Cependant, sans une volonté politique forte et des compromis sincères, la perspective d’une candidature unique de l’opposition reste incertaine. Au regard de toutes ces divergences, il sera difficile d’avoir une candidature unique de l’opposition en 2025, à en croire le politologue Pierre Borice Menounga. « Chacun voudra défendre ses positions motivées par les intérêts égoïstes. Seuls un art politique, une exceptionnelle capacité de négociation des acteurs, une volonté inébranlable d’alternance conduiront à une candidature unique, ce qui ne garantit pas le changement à la tête de l’État », affirme-t-il. Pour lui, les principales difficultés résident dans l’absence de mécanisme clair pour désigner un candidat unique. L’un des leviers pourrait être la pression populaire. Si les électeurs eux-mêmes réclament une union effective, les partis pourraient être contraints d’écouter. Malheureusement, dans un contexte de répression, de censure médiatique et de désenchantement politique, cette mobilisation peine à s’amplifier.

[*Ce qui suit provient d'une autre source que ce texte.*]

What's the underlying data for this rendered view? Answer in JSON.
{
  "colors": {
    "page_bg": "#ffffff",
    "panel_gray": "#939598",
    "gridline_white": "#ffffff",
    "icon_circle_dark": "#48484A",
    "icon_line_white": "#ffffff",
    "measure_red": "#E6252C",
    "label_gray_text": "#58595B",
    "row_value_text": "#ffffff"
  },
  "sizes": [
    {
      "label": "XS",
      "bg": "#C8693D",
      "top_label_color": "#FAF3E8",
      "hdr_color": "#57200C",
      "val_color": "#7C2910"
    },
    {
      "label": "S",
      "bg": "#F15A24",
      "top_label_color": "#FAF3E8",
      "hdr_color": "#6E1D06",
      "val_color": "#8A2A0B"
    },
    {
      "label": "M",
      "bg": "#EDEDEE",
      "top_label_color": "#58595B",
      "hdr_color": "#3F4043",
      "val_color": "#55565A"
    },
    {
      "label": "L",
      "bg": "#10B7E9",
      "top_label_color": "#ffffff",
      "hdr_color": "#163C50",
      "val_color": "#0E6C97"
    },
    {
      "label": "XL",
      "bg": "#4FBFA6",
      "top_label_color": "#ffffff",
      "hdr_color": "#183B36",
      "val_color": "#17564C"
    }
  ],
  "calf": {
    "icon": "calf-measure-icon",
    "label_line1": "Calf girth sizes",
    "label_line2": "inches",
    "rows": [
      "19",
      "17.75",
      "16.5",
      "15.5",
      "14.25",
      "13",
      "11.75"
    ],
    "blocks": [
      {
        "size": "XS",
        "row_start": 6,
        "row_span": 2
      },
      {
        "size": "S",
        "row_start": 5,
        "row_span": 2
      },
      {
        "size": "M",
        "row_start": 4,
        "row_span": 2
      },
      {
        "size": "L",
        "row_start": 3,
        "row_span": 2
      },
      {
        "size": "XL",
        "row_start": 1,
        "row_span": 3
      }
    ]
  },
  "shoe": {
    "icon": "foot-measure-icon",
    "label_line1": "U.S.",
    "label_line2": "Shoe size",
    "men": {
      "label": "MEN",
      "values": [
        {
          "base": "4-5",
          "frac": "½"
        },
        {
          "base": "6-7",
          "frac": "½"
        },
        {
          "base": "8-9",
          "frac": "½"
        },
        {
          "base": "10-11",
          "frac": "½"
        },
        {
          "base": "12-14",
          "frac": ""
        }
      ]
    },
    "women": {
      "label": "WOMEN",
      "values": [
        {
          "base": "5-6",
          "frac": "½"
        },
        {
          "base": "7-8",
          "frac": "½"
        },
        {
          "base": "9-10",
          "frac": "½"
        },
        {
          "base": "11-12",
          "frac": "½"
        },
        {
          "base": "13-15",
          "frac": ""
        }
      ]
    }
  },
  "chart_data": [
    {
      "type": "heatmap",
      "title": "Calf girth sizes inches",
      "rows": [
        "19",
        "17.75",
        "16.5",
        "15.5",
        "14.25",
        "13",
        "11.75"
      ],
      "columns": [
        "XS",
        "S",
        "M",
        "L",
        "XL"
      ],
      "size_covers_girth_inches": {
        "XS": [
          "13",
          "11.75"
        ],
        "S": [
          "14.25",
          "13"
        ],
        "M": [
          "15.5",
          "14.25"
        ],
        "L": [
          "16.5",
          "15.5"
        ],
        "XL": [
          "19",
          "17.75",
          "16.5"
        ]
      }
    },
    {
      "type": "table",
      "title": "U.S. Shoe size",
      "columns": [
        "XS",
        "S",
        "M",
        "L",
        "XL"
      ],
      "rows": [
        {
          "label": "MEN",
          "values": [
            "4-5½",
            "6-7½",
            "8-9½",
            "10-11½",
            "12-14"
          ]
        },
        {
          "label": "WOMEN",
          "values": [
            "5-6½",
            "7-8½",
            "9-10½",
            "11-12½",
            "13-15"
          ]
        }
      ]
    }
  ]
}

Rendu à quelques mois du scrutin, la question reste entière : l’opposition camerounaise réussira-t-elle à surmonter ses divisions pour présenter un front uni ? Ou assiste-t-on, une fois de plus, à une utopie politique condamnée à échouer face aux logiques d’appareil et aux ambitions individuelles ? Toujours est-il que, sans stratégie coordonnée, la probabilité de voir l’histoire se répéter semble élevée. Et avec elle, celle d’un pouvoir solidement reconduit, faute d’adversaire capable de cristalliser l’alternative.